Re: Define custom trigger

Posted by Luke Cwik <lc...@google.com>.
You could use a stateful DoFn and buffer the first message and everything
that you see for the first 5 seconds and then afterwards pass everything
through. Something like:

processElement(...) {
  if (value state is false) {
    if (bag state is empty) {
      schedule processing timer for 5 seconds from now
    }
    buffer element in bag state
  }
  output element
}

onTimer(...) {
  output everything in bag state buffer
  set value state to true
}



On Sun, Oct 17, 2021 at 2:31 PM Eleanore Jin <el...@gmail.com> wrote:

> Hi community,
>
> Here is my usecase:
> My pipeline uses another kafka topic as a SideInputs, that contains the
> filter criteria.

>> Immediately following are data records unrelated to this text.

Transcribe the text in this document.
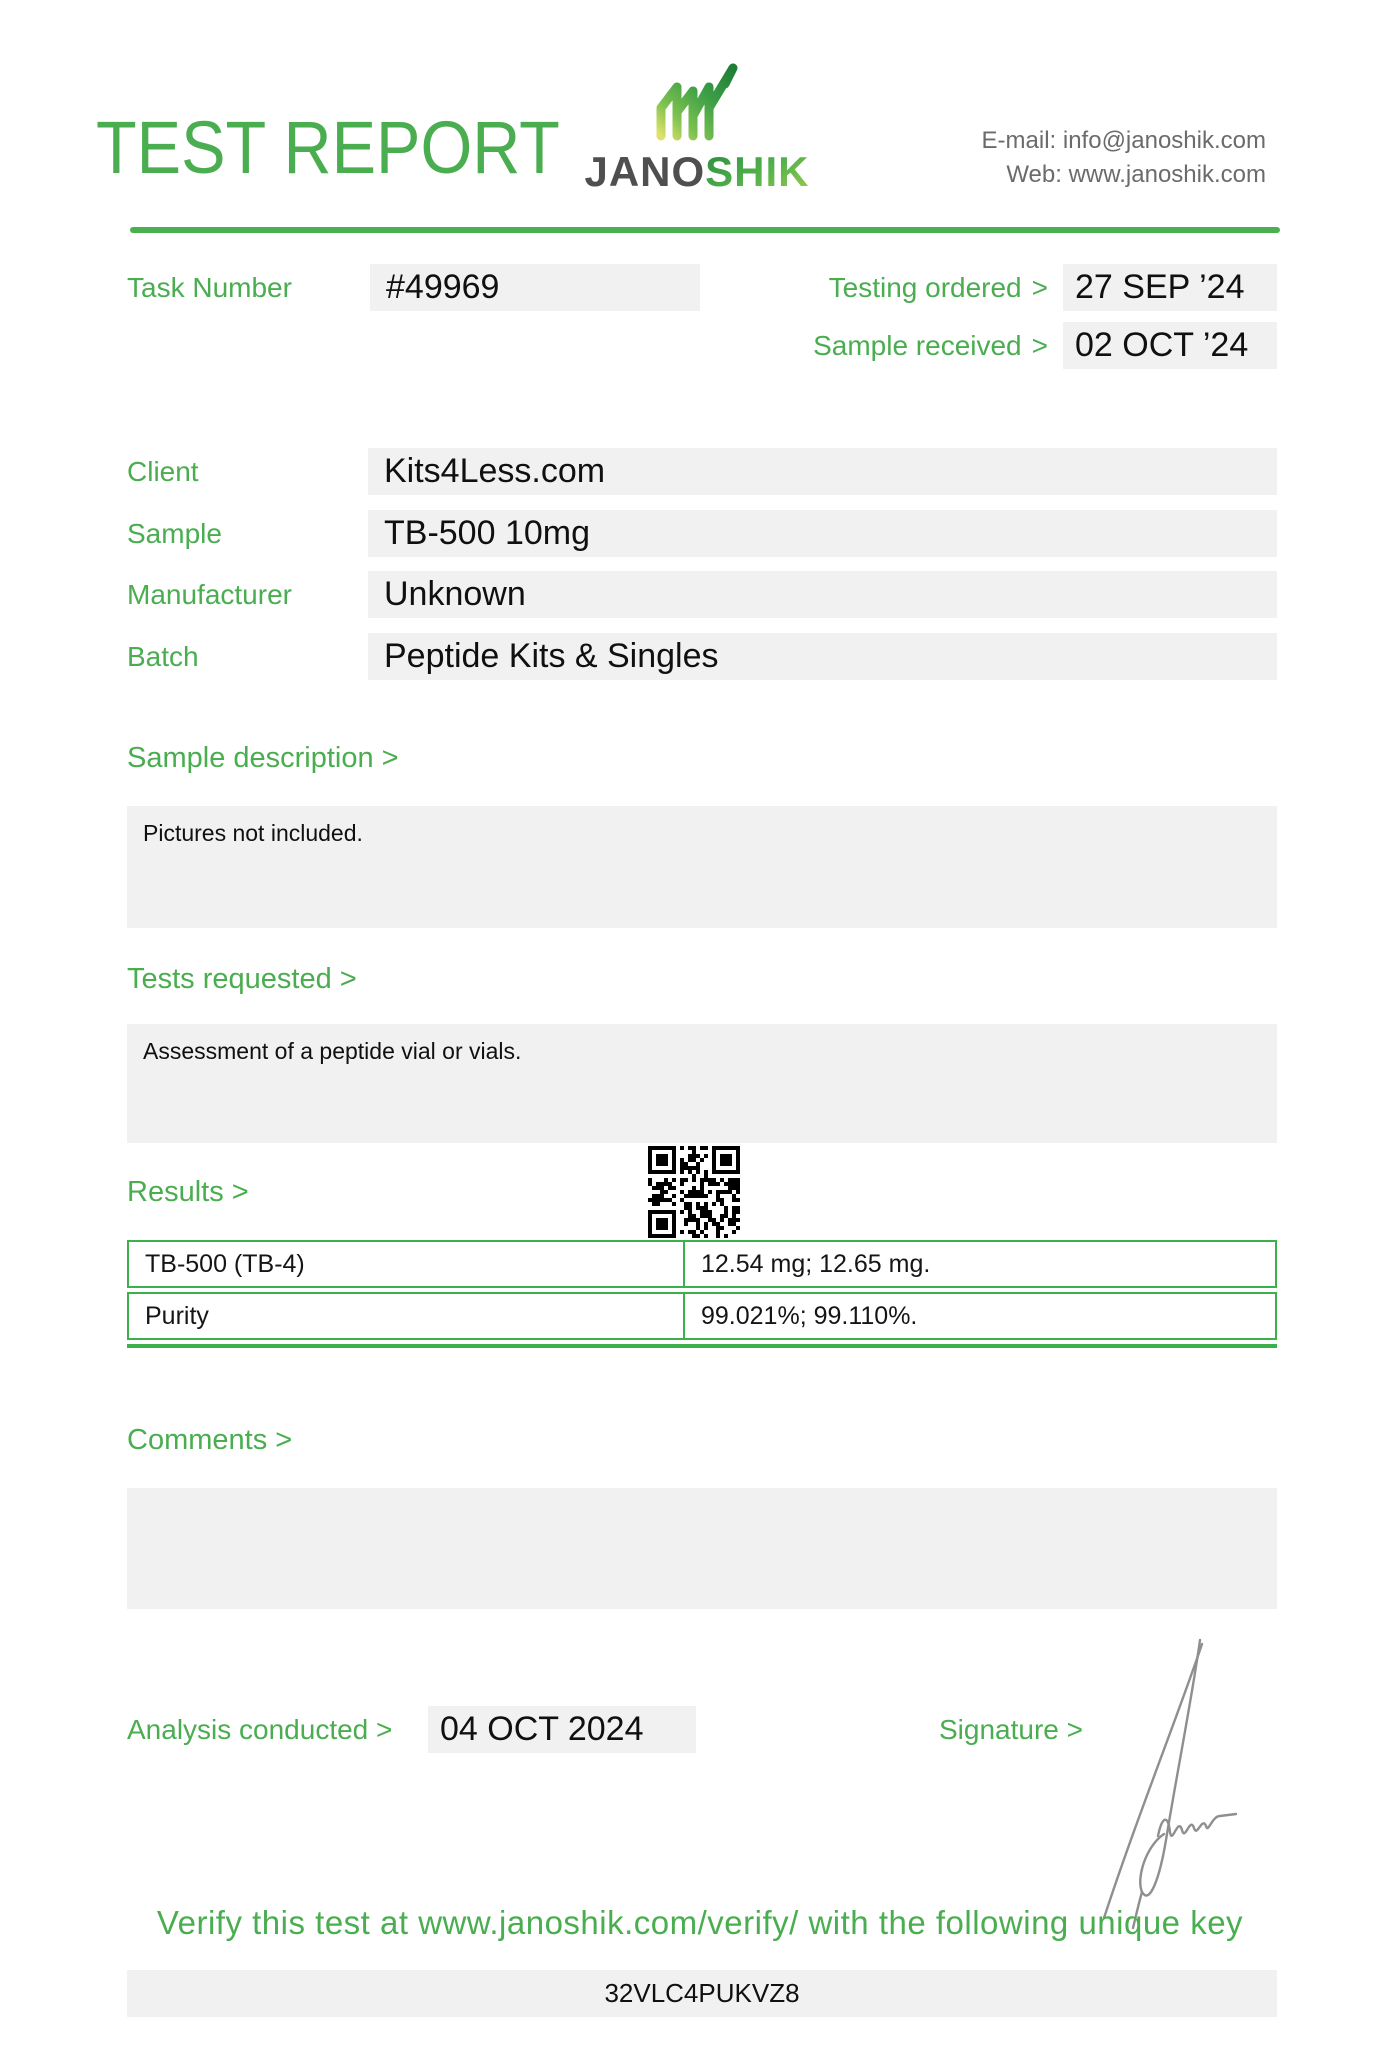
TEST REPORT JANOSHIK
E-mail: info@janoshik.com
Web: www.janoshik.com
Task Number	#49969	Testing ordered > 27 SEP ’24
Sample received > 02 OCT ’24
Client	Kits4Less.com
Sample	TB-500 10mg
Manufacturer	Unknown
Batch	Peptide Kits & Singles
Sample description >
Pictures not included.
Tests requested >
Assessment of a peptide vial or vials.
Results >
TB-500 (TB-4)	12.54 mg; 12.65 mg.
Purity	99.021%; 99.110%.
Comments >
Analysis conducted >	04 OCT 2024	Signature >
Verify this test at www.janoshik.com/verify/ with the following unique key
32VLC4PUKVZ8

Then when processing the mainstream, the pipeline is
> trying to see if each message from mainstream matches *any *existing
> filter criteria.
>
> The sideInputs logic is: whenever seeing at least 1 element from
> sideInputs topic -> fire -> and accumulate all the elements seen
>
> Trigger trigger = Repeatedly.forever(
>   AfterFirst.of(
>     AfterPane.elementCountAtLeast(1),
>     AfterProcessingTime.pastFirstElementInPane()
>   ));
>
> return kafkaValues.apply("sideInputFromTopic-" + topicName,
>
> Window.<KV<String, T>>into(new GlobalWindows())
>   .triggering(trigger)
>   .accumulatingFiredPanes()
>   .withOnTimeBehavior(OnTimeBehavior.FIRE_ALWAYS)
> );
>
>
> Here is my problem:
> During application restarts, the 1st message from mainstream matches the 3rd element in the sideInputs.
> but since the pane will fire when the 1st element from sideInputs is consumed, so it marked the 1st message
> from mainstream as not pass filter.
>
> Then I switched to the below trigger, which fires after 5 seconds after reading 1 element from sideInputs.
> This could workaround the application restarts problem, but for any subsequent published elements in the sideInputs,
> it also requires waiting for 5 seconds to fire, which could lead to some messages from mainstream incorrectly being marked as not pass filters.
>
> Trigger trigger = Repeatedly.forever(
>       AfterFirst.of(
>         AfterPane.elementCountAtLeast(3000),
>         AfterProcessingTime.pastFirstElementInPane().plusDelayOf(Duration.standardSeconds(5))
>       ));
>
> Question:
>
> I want to define a custom trigger that 1st time fires, it will wait for say 5 - 10 seconds before processing the mainstream.
>
> But afterwards, it fires as soon as it sees a new element from sideInputs.
>
> Is this possible? Or should I be able to leverage existing API to do it?
>
>
> Beam version: 2.23, Flink runner: 1.10.2
>
> Thanks a lot!
>
> Eleanore
>
>
>